Why does this MIPS program do what it does?

[Mark44]

A recent thread asking what a Python program does induced me to post this MIPS assembly program, and ask why we get the incorrect addition in the second line of output.
Here's the output from this code:

5 + 2 = 7
5 + 2 = 3

And here's the code that produces that output.
Edit: The first line of code after the Loop label adds the values in the $a1 and $a2 registers, and puts the sum in the $a3 register.
The code here was run in the QtSpim MIPS simulator, producing the output you see above.

AddAddr = 0x400030
         .data
Msg: .asciiz "5 + 2 = "
         .text
        .globl  main
main:
 li $a1, 5
 li $a2, 2
 li $t0, 2
 
Loop:
   add $a3, $a1, $a2
   lw $s0, AddAddr
   addiu $s0, $s0, 2
   sw $s0, AddAddr
   la $a0, Msg
   li $v0, 4
   syscall
   move $a0, $a3
   li $v0, 1
   syscall
   li $a0, '\n'
   li $v0, 11
   syscall
   sub $t0, $t0, 1
   bgt $t0, $0, Loop 
Done:
   li $v0, 10
   syscall
.end main

 

[newjerseyrunner]

AddAddr = 0x400030  ;Constant memory position... what is at this position?
         .data
Msg: .asciiz "5 + 2 = "
         .text
        .globl  main
main:
 li $a1, 5  ;One of the values to add
 li $a2, 2  ;The other value to add
 li $t0, 2   ;A loop counter
 
Loop:
   add $a3, $a1, $a2   ;Add a1 and a2 and put the result in a3
   lw $s0, AddAddr      ;Load whatever is at address 0x40030  to s0...  Why?
   addiu $s0, $s0, 2     ;Add 2 to the value of s0
   sw $s0, AddAddr     ;Push the results back to the address 0x40030
   la $a0, Msg              ;Load the text of your output into a0 (which is required for output)
   li $v0, 4                    ;Put the integer 4 in v0 (this is an interrupt value for print string that will cause syscall)
   syscall                      ;Will print a0 to the screen because v0 is 4
   move $a0, $a3         ;Copy the results of a3 to a0 to be ready to print it
   li $v0, 1                    ;A value of 1 in v0 will do a print int
   syscall                      ;print the int
   li $a0, '\n'                  ;Put a newline in the print buffer
   li $v0, 11                   ;Tell it it's printing a character
   syscall                      ;Do the print
   sub $t0, $t0, 1          ;Subtract one from the loop
   bgt $t0, $0, Loop      ;Loop if counter is not zero
Done:
   li $v0, 10                  ;10 is the syscall to exit
   syscall                      ;Actually exit
.end main

[/QUOTE]

So it's looping twice because of the $t0 variable. Why you're getting anything other than 7 must have something to do with the 0x400030 offset. I have no idea what that is.

 

[Mark44]

Why you're getting anything other than 7 must have something to do with the 0x400030 offset. I have no idea what that is.

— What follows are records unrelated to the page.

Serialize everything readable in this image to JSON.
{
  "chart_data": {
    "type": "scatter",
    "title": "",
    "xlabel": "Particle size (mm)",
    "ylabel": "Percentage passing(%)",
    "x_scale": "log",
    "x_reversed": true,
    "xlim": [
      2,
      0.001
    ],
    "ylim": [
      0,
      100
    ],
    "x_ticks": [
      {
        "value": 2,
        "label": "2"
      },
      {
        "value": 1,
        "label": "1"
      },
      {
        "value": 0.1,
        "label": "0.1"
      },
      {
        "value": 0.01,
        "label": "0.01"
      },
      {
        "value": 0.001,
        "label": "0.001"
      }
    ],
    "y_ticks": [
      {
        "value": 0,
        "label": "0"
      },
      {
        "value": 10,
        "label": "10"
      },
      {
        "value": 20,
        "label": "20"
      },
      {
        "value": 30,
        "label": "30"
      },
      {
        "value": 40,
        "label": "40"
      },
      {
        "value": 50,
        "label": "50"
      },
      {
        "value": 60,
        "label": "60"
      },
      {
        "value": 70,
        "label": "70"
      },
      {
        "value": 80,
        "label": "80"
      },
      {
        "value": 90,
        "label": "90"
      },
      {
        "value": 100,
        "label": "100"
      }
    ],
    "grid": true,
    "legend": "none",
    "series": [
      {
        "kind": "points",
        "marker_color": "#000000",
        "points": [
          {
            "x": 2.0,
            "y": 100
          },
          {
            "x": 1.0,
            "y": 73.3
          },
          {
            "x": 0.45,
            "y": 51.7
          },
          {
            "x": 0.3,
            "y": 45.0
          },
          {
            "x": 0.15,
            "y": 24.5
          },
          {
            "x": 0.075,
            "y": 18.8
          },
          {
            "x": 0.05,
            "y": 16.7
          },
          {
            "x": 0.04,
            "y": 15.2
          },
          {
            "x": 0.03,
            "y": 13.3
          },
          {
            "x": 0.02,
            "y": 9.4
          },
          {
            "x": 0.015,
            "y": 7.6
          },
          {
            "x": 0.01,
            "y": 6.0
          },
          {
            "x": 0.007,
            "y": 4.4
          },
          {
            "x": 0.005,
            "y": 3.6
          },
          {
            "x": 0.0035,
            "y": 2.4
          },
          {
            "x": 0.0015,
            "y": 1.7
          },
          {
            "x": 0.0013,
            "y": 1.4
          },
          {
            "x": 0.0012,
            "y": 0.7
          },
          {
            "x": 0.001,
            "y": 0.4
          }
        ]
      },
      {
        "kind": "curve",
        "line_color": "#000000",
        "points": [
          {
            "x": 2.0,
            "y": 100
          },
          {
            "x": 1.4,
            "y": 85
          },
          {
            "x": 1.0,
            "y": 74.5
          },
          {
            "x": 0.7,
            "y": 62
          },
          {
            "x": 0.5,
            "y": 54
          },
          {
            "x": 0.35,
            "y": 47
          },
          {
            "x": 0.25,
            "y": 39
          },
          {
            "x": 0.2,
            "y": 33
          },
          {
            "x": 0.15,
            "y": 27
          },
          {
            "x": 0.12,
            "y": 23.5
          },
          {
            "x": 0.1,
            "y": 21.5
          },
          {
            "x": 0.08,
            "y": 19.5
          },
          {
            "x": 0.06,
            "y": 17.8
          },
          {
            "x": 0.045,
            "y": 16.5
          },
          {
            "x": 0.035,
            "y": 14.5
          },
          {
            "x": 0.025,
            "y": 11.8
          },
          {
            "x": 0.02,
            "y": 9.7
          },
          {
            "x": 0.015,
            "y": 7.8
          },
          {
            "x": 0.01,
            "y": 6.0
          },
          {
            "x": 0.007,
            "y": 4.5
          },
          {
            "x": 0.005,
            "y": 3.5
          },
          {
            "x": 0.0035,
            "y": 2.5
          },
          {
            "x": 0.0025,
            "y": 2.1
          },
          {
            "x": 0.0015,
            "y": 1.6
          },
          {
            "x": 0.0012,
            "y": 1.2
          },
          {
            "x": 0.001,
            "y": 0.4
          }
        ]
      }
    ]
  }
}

It's the offset of the first add instruction in the loop. The lw (load word) instuction that follows loads the 32-bit integer at that address, which happens to be the machine code for the previous add instruction. The addiu instruction increments that value by 2, and the sw (store word) instuction inserts the new value into the code segment. The value that is inserted is the machine code for sub $a3, $a1, $a2.

 

[newjerseyrunner]

Gotcha, so it changes the add to a sub. It'll first add the two values together, then subtract one from the other. So what's the question? You seem to get exactly the output I would expect.

 

[Mark44]

Gotcha, so it changes the add to a sub. It'll first add the two values together, then subtract one from the other. So what's the question? You seem to get exactly the output I would expect.

No question -- I just submitted it for people's "enjoyment".